"Je ne suis pas venue ici pour faire de la politique", rappelle Shenaya, lycéenne menacée d'expulsion

La pétition pour s'opposer à l'obligation de quitter le territoire de Onel Shenaya Fernando, lycéenne à Bordeaux, a dépassé les 30 000 signatures. Dans le même temps, son lycée a été pris pour cible par l'extrême-droite. La lycéenne regrette de cristalliser les débats sur l'immigration.

En une semaine, tout s’est accéléré. Interviewée, le 29 septembre dernier, Shenaya Fernando expliquait sa situation. Élève modèle au lycée Magendie, en classe de Terminale, elle s’est vue notifier le 6 septembre d’une OQTF (obligation de quitter le territoire français)  de la préfecture de Gironde. Elle lance alors une pétition, qui cumule aujourd’hui plus de 33 000 signatures.

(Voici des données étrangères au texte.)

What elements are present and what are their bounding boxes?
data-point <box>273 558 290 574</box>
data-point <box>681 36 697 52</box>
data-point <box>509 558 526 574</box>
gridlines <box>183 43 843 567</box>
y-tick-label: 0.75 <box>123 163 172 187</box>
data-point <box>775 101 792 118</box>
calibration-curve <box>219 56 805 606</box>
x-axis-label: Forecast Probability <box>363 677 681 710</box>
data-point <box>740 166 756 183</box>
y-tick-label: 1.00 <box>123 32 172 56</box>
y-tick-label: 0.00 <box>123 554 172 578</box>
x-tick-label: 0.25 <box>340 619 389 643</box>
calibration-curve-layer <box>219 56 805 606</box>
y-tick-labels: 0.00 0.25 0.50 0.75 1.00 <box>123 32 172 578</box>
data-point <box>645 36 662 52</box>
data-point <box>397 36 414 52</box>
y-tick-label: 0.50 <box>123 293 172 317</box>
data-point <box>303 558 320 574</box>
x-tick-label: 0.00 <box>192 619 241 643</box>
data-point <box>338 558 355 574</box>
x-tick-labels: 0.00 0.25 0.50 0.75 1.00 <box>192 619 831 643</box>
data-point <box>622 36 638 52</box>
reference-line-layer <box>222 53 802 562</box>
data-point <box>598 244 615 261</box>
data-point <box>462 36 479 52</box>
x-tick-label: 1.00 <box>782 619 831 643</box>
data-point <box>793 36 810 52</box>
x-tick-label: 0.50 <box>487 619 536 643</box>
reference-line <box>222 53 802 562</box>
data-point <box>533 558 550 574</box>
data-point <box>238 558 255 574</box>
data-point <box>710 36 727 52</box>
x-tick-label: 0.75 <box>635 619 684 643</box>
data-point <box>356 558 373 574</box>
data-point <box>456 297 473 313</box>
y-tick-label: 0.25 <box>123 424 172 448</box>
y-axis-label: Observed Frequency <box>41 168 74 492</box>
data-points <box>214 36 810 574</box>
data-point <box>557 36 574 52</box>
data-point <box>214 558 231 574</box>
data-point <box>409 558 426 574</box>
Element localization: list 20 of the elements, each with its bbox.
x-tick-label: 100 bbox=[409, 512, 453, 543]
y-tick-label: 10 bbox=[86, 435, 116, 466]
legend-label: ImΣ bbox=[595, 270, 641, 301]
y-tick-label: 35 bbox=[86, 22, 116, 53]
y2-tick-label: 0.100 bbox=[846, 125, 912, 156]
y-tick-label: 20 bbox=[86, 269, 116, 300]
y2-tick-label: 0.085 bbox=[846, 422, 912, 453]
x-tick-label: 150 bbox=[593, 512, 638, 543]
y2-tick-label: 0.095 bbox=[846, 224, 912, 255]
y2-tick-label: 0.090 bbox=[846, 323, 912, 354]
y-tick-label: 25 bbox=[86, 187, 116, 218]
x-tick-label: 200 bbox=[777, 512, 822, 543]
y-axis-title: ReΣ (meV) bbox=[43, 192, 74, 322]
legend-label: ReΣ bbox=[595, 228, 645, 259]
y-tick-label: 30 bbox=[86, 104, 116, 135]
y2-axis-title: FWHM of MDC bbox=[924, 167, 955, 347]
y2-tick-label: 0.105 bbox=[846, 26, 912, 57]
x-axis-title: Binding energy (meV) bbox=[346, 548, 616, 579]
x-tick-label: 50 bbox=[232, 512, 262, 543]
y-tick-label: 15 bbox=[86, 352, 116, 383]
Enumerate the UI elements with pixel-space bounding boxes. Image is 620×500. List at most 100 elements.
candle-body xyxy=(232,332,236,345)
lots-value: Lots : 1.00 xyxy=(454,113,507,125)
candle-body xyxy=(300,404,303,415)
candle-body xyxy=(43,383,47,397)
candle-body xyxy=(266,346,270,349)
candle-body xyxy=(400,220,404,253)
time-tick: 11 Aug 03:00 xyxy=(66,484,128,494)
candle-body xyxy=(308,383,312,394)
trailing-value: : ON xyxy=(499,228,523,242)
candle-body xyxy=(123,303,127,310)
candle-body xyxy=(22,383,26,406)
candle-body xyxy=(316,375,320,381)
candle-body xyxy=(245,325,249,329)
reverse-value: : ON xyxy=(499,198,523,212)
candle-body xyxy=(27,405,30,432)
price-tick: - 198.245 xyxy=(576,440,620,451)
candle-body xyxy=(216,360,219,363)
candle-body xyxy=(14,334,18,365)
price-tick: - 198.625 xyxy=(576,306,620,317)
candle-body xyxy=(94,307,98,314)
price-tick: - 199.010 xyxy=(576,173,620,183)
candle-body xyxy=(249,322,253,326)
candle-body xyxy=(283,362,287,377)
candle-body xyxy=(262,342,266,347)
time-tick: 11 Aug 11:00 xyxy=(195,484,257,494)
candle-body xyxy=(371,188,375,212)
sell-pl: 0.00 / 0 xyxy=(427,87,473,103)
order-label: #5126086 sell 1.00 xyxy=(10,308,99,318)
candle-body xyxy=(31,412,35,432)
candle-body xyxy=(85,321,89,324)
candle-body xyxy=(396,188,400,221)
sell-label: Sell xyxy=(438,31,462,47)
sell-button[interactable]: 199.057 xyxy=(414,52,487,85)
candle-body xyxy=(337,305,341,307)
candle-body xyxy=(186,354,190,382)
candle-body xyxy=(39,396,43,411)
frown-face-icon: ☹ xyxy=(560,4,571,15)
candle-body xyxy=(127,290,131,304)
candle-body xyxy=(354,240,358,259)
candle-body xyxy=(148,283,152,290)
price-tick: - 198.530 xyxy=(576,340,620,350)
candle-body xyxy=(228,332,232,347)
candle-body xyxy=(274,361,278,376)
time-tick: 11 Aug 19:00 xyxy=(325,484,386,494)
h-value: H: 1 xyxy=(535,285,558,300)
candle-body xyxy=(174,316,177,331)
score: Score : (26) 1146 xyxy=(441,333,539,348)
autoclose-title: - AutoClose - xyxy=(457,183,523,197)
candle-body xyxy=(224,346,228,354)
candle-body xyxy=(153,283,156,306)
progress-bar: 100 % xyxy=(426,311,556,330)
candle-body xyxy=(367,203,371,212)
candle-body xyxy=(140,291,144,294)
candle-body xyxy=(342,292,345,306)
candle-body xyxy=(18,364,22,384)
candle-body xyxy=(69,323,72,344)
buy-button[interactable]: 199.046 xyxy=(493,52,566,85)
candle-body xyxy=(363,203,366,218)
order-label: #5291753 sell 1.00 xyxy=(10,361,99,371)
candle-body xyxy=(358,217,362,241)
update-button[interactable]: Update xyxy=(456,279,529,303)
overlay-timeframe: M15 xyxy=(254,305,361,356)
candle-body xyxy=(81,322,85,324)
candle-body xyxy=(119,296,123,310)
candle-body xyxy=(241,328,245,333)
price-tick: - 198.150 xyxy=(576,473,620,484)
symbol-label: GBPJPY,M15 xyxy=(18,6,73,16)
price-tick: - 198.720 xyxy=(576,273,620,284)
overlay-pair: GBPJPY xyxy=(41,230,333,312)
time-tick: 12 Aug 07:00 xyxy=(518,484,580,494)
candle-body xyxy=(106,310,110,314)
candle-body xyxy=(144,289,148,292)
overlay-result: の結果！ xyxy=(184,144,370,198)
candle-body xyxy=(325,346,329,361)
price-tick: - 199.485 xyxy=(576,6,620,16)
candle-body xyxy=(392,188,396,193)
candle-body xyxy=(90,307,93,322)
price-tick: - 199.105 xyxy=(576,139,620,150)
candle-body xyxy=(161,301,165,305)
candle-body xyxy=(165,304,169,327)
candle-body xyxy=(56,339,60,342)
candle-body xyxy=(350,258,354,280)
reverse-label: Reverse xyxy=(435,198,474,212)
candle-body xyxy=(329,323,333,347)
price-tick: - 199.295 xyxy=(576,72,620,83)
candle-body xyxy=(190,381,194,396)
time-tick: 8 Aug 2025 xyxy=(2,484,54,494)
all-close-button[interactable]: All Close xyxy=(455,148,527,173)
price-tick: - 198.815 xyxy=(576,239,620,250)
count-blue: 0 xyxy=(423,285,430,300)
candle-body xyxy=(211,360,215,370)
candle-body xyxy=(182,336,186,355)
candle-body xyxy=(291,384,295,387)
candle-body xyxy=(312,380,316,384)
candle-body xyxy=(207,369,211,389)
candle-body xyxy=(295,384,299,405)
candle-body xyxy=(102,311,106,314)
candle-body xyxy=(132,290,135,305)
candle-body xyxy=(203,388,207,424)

“Je ne m’attendais à ce que ça devienne aussi grand. Il y a eu beaucoup de médias, de messages positifs et négatifs aussi”, explique la lycéenne de 18 ans.

"J'attends un miracle"

Interview dans les médias, rassemblements, depuis une semaine, la vie de la jeune Sri-lankaise a basculé. “Je suis très reconnaissante de cette médiatisation, parce que j’ai pu gagner des signatures sur ma pétition. Sans tous ces soutiens, je n’aurais pas tenu”, poursuit la jeune fille.

En parallèle de la pression médiatique, la jeune femme continue ses démarches. “Je rencontre mon avocat ce mardi pour finaliser les détails du recours. Je le déposerai mercredi normalement.” Contactée par France 3 Aquitaine, la préfecture avait en effet annoncé qu’elle réétudierait le dossier de Shenaya si elle déposait un recours.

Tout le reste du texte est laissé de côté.